Plan To Allow Legal Pot Shops In Unincorporated Areas Dies For Lack Of Support
A county supervisor's proposal to allow recreational cannabis products to be sold in unincorporated areas failed to advance Wednesday, after no other board member supported it.
Nathan Fletcher asked the board to approve zoning ordinances that would allow cultivation and retail sale of cannabis and related products, including edibles, in commercial and industrial areas, a cannabis permitting program that would include a "social equity" component, and to set up a taxation system.
Fletcher's motion died for lack of a second.
California residents approved the recreational use of marijuana in 2016, but the next year San Diego County supervisors voted to ban all marijuana businesses in the county's unincorporated areas.
Furthermore, five existing medical cannabis facilities have been ordered to close by 2022, according to Fletcher's office.
In a statement also posted on Twitter after the board's lack of action, Fletcher said his proposal "would have allowed for the development of a cannabis industry that is safe, regulated and legal."
He criticized Supervisor Kristin Gaspar for leading fellow board members "on an outdated and out-of-touch view of legal cannabis."
Fletcher said that "by saying 'no' to creating a regulated market, they have opened the floodgates for more illegal shops, more criminal activity and substantial losses in tax revenue to our county."
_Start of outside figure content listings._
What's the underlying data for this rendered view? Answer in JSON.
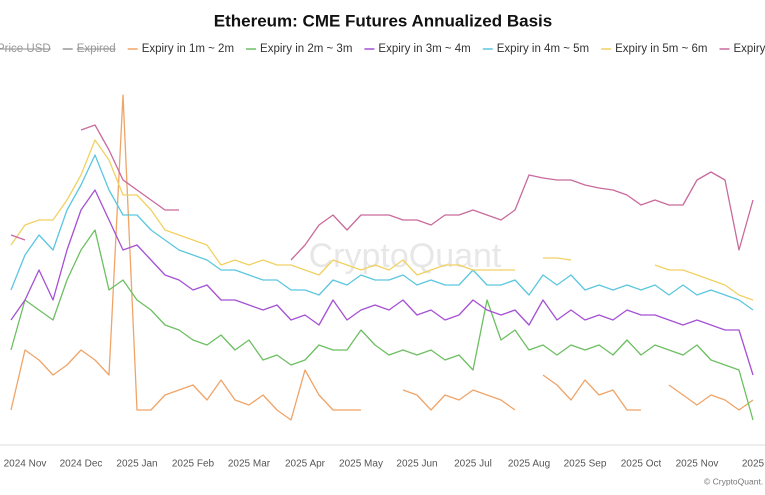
{
  "chart_data": {
    "type": "line",
    "title": "Ethereum: CME Futures Annualized Basis",
    "legend_hidden": [
      "Price USD",
      "Expired"
    ],
    "watermark": "CryptoQuant",
    "credit": "© CryptoQuant. All righ",
    "categories": [
      null,
      "2024 Nov",
      null,
      null,
      null,
      "2024 Dec",
      null,
      null,
      null,
      "2025 Jan",
      null,
      null,
      null,
      "2025 Feb",
      null,
      null,
      null,
      "2025 Mar",
      null,
      null,
      null,
      "2025 Apr",
      null,
      null,
      null,
      "2025 May",
      null,
      null,
      null,
      "2025 Jun",
      null,
      null,
      null,
      "2025 Jul",
      null,
      null,
      null,
      "2025 Aug",
      null,
      null,
      null,
      "2025 Sep",
      null,
      null,
      null,
      "2025 Oct",
      null,
      null,
      null,
      "2025 Nov",
      null,
      null,
      null,
      "2025"
    ],
    "ylim": [
      0,
      35
    ],
    "series": [
      {
        "name": "Expiry in 1m ~ 2m",
        "color": "#efa468",
        "values": [
          2,
          8,
          7,
          5.5,
          6.5,
          8,
          7,
          5.5,
          33.5,
          2,
          2,
          3.5,
          4,
          4.5,
          3,
          5,
          3,
          2.5,
          3.5,
          2,
          1,
          6,
          3.5,
          2,
          2,
          2,
          null,
          null,
          4,
          3.5,
          2,
          3.5,
          3,
          4,
          3.5,
          3,
          2,
          null,
          5.5,
          4.5,
          3,
          5,
          3.5,
          4,
          2,
          2,
          null,
          4.5,
          3.5,
          2.5,
          3.5,
          3,
          2,
          3
        ]
      },
      {
        "name": "Expiry in 2m ~ 3m",
        "color": "#6dbf62",
        "values": [
          8,
          13,
          12,
          11,
          15,
          18,
          20,
          14,
          15,
          13,
          12,
          10.5,
          10,
          9,
          8.5,
          9.5,
          8,
          9,
          7,
          7.5,
          6.5,
          7,
          8.5,
          8,
          8,
          10,
          8.5,
          7.5,
          8,
          7.5,
          8,
          7,
          7.5,
          6,
          13,
          9,
          10,
          8,
          8.5,
          7.5,
          8.5,
          8,
          8.5,
          7.5,
          9,
          7.5,
          8.5,
          8,
          7.5,
          8.5,
          7,
          6.5,
          6,
          1
        ]
      },
      {
        "name": "Expiry in 3m ~ 4m",
        "color": "#a550d4",
        "values": [
          11,
          13,
          16,
          13,
          18,
          22,
          24,
          21,
          18,
          18.5,
          17,
          15.5,
          15,
          14,
          14.5,
          13,
          13,
          12.5,
          12,
          12.5,
          11,
          11.5,
          10.5,
          13,
          11,
          12,
          12.5,
          12,
          13,
          11.5,
          12,
          11,
          11.5,
          13,
          12,
          11.5,
          12,
          10.5,
          13,
          11,
          12,
          11,
          11.5,
          11,
          12,
          11.5,
          11.5,
          11,
          10.5,
          11,
          10.5,
          10,
          10,
          5.5
        ]
      },
      {
        "name": "Expiry in 4m ~ 5m",
        "color": "#5cc6df",
        "values": [
          14,
          17.5,
          19.5,
          18,
          22,
          24.5,
          27.5,
          24,
          21.5,
          21.5,
          20,
          19,
          18,
          17.5,
          17,
          16,
          16,
          15.5,
          15,
          15,
          14,
          14,
          13.5,
          15,
          14.5,
          15.5,
          15,
          15,
          15.5,
          14.5,
          15,
          14.5,
          14.5,
          16,
          14.5,
          14.5,
          15,
          13.5,
          15.5,
          14.5,
          15.5,
          14,
          14.5,
          14,
          14.5,
          14,
          14.5,
          13.5,
          14.5,
          13.5,
          14,
          13.5,
          13,
          12
        ]
      },
      {
        "name": "Expiry in 5m ~ 6m",
        "color": "#f1d163",
        "values": [
          18.5,
          20.5,
          21,
          21,
          23,
          25.5,
          29,
          27,
          23.5,
          23.5,
          22,
          20,
          19.5,
          19,
          18.5,
          16.5,
          17,
          16.5,
          17,
          16.5,
          16.5,
          16,
          15.5,
          17,
          16.5,
          16,
          16.5,
          16,
          17,
          15.5,
          16,
          16.5,
          16.5,
          16,
          16,
          16,
          16,
          null,
          17.2,
          17.2,
          17,
          null,
          null,
          null,
          null,
          null,
          16.5,
          16,
          16,
          15.5,
          15,
          14.5,
          13.5,
          13
        ]
      },
      {
        "name": "Expiry over",
        "color": "#c96a9c",
        "values": [
          19.5,
          19,
          null,
          null,
          null,
          30,
          30.5,
          28,
          25,
          24,
          23,
          22,
          22,
          null,
          null,
          null,
          null,
          null,
          null,
          null,
          17,
          18.5,
          20.5,
          21.5,
          20,
          21.5,
          21.5,
          21.5,
          21,
          21,
          20.5,
          21.5,
          21.5,
          22,
          21.5,
          21,
          22,
          25.5,
          25.2,
          25,
          25,
          24.5,
          24.2,
          24,
          23.5,
          22.5,
          23,
          22.5,
          22.5,
          25,
          25.8,
          25,
          18,
          23
        ]
      }
    ]
  }
}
During the meeting, Gaspar asked Public Health Officer Dr. Wilma Wooten several questions on marijuana usage and its safety, and county policies. Wooten said she supports a policy of safe regulation and compliance.
Gaspar responded in a written statement, saying Fletcher's proposal "did not receive a second, which means he did not have the support of a single supervisor, but not surprisingly only mentions one by name."
Dozens of county residents called in on Fletcher's proposal. Those in favor said it was necessary so people can legally buy marijuana, especially for medical reasons. Others said legalization would be socially responsible, especially for people of color who have been unfairly penalized for marijuana usage in the past.
Opponents cited numerous health problems associated with marijuana, including more emergency room visits and growing usage among teenagers. They also argued that anyone wanting to purchase marijuana may already do so elsewhere in the county or via the internet.
Dallin Young, of the Cannabis Chamber of Commerce's San Diego chapter, said an illicit cannabis market "is a regional problem, and won't change until a structure is in place."
He added Fletcher's proposal would have allowed "our industry to move forward in a just way."
Scott Chipman of San Diegans for Safe Neighborhoods said the county has shown leadership with its ban, and any easing of restrictions "streamlines a process for ex-cons to set up a pot store."
Chipman added that a recent "60 Minutes" segment showed that "virtually nothing is working" with California's legal marijuana market, and that "we need a complete re-education program on marijuana."